Au moins 299 personnes tuées en janvier 2026 en Haïti, selon l’ORDEDH

Selon le bilan publié par l’ORDEDH, au moins 299 personnes ont été tuées en janvier 2026 en Haïti, dans un contexte de violence armée persistante et de recrudescence des kidnappings, particulièrement dans le département de l’Ouest.

Haïti a enregistré au moins 299 personnes tuées entre le 1er et le 31 janvier 2026, selon un bilan statistique publié par l’Organisation pour le respect et la défense des droits humains (ORDEDH). Ces chiffres, qui dressent un tableau alarmant de la situation sécuritaire, confirment une intensification de la violence armée et une expansion persistante des enlèvements à travers le pays, particulièrement dans le département de l’Ouest.

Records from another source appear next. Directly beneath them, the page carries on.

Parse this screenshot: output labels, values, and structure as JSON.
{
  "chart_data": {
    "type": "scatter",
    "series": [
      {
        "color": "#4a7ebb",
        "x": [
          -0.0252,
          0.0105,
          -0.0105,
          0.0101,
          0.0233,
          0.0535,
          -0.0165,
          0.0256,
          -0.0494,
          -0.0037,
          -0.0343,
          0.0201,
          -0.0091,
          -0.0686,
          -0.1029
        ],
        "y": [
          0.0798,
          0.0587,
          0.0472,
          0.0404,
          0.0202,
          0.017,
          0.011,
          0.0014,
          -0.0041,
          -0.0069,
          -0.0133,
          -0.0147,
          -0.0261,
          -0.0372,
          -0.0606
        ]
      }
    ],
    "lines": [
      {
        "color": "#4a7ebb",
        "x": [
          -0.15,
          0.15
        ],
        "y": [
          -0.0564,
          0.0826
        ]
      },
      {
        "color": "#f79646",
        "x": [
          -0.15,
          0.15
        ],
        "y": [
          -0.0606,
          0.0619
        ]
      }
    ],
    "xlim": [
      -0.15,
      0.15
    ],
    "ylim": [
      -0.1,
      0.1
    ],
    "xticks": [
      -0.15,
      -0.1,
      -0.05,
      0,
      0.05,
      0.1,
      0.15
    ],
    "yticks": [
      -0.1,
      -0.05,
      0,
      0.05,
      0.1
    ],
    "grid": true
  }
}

D’après les données communiquées, les groupes armés demeurent les principaux responsables des décès liés à l’insécurité. La coalition dénommée « Viv Ansann » serait impliquée dans 42,81 % des cas recensés au cours du mois de janvier. Les civils figurent parmi les principales victimes, représentant 32,11 % des personnes tuées. À l’inverse, l’implication directe de la Police nationale d’Haïti (PNH) dans les décès rapportés s’élève à 0,33 %, traduisant un déséquilibre marqué entre les forces de l’ordre et les bandes criminelles lourdement armées.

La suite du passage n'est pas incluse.